Burn me, turn me into dust
Obliterate that which made us us
Crush the pieces, leave no hint
Of good things that were found within
Why does the end just have to be
Denial of any sweet memory
As if no fallen piece prevails
Against the wall that made us fail
In retrospect there was no bad
That should leave us feeling more than sad
At losing what just could not be
Can't we at least keep fond memories?

18 October, 2014

Insecurities

Is there something wrong with me?
Is there something wrong with him?
Is there something wrong with everyone,
For whom I have a whim?

Is it possible to know,
When true love really hits?
Or do I have to wait around,
For my heart's apocalypse?

I often lay awake in wonder,
Of what will come to pass.
Eyes stay open full of worry;
Fear of having my hopes dashed.

In the end I'll be alone again,
So why try hard to fail?
It's because I see a burning light,
Piercing through my veil.

10 October, 2014

Today

I wanted to be mad today,
Before I passed the door.
But I can't find a way to stay,
Pissed off anymore.

I wanted to be dark today,
Keep the sun in shroud.
Grow the balls to smack your face,
But I don't see a cloud.

I wanted to be sad today,
Cry away your memory.
But something happened that's insane:
Your face I no longer see.

I wanted to scream loud today,
Show the world you're wrong.
Show you there's a price to pay,
For doing someone harm.

I realized something strong today:
For once I think you're gone.
I can no longer see your face,
So now I can move on.

01 October, 2014

Smoke

Smoke, it curls around her lips -
Vapor dances across her fingertips.
Wispy trails caress her form,
As she begs smoke: please stay strong.
Mist curls and twists against the breeze,
Disappearing now into the trees.
And just like that, the trail is gone.
When she looks, smoke can't be found.
Soot's heat is now mere memory,
Something that cannot be seen.
Her eyes grow full with fear of loss;
Smoke is gone like a cunning fox.
She'll reach and grasp so desperately,
Praying for a glimpse of smoke on breeze.

27 September, 2014

Edge of a Cliff

I'm on the edge of a cliff waiting for you,
To make up your mind - please tell me the truth.
Either let me fall or pull me in.
One way or another, I will begin.
With or without you, I will move on.
I want to do it together and make us strong.
If I must fall to the bottom and pick myself up,
I'm sure I can do it - my heart is tough.
I know it takes time to fall back in love,
And move past all of this horrible stuff.
But I'm fighting for balance while I wait to see,
If under the pain your heart still loves me.
Please push me off, man, or pull me back in,
So my heart can start moving forward again.

Intention

Love is a human need and a heart's desire.
Hey, don't you know you stoke my fire?
I want to give you all that I have,
So we can stray from pain in the past.

All I want is for you to see -
Do you remember what you thought of me?
Way back when we fell in love...
I knew you were the hand that fit my glove.
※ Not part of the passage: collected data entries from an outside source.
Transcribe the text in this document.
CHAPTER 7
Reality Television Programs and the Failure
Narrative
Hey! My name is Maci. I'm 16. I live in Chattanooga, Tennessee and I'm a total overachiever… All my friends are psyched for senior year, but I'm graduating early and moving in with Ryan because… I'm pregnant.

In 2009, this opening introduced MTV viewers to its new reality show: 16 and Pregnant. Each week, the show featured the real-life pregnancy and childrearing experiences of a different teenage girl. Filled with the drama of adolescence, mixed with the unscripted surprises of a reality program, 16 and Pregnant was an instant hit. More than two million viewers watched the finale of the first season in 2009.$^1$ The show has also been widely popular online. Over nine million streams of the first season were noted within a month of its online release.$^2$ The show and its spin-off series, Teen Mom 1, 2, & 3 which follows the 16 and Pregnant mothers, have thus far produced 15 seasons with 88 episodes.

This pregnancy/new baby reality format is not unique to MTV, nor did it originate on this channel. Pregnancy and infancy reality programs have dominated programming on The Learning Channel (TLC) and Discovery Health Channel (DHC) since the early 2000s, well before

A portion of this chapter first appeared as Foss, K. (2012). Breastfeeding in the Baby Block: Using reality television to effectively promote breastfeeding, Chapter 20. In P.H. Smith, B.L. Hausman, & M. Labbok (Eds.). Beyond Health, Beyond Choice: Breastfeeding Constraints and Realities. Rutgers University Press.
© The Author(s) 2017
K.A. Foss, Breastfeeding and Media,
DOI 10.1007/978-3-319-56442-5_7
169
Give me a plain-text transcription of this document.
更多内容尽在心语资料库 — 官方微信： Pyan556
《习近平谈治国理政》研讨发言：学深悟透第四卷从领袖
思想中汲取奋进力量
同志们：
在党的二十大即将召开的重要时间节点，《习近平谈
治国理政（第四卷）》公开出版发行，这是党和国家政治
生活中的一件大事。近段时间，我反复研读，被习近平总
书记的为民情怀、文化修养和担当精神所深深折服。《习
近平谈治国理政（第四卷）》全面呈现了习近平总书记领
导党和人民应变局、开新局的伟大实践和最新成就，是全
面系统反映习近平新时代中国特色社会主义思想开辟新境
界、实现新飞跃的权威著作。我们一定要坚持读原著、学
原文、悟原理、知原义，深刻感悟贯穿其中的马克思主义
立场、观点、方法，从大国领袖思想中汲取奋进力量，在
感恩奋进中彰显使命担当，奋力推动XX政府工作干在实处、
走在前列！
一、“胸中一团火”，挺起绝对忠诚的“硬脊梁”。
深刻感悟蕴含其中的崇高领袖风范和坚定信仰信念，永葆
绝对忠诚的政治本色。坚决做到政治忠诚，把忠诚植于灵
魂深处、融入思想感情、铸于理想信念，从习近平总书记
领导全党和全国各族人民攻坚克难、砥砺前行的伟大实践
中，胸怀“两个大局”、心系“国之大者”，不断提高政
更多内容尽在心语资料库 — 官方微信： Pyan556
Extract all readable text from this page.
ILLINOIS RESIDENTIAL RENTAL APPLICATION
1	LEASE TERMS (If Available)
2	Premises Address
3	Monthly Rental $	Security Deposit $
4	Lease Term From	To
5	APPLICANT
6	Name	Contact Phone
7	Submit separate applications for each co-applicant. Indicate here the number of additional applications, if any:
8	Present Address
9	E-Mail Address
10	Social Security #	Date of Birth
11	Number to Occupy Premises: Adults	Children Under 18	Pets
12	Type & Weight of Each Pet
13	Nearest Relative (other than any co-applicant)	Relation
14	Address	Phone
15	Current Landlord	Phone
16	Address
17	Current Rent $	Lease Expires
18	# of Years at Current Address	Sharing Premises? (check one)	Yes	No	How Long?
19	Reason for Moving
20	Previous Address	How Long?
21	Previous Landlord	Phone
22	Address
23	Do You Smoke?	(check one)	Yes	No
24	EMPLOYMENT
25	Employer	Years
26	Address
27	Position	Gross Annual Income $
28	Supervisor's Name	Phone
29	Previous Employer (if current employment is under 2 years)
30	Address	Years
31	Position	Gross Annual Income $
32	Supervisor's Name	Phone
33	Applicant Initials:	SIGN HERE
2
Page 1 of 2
I do not want all we have to be lost,
So let's build a bridge - we can make it across.
My hands are stretched out in your direction,
Take them or don't; show me your intention.

Scar Tissue

I am so scared of the distance between us,
I have lost so much of you already.
I'm trying so hard to show you my patience,
I know you can't love til your heart is steady.

All the damage I've done is stuck in my brain,
So many regrets for things done and said.
I want so badly to move past this pain,
But I feel like we're stuck in limbo instead.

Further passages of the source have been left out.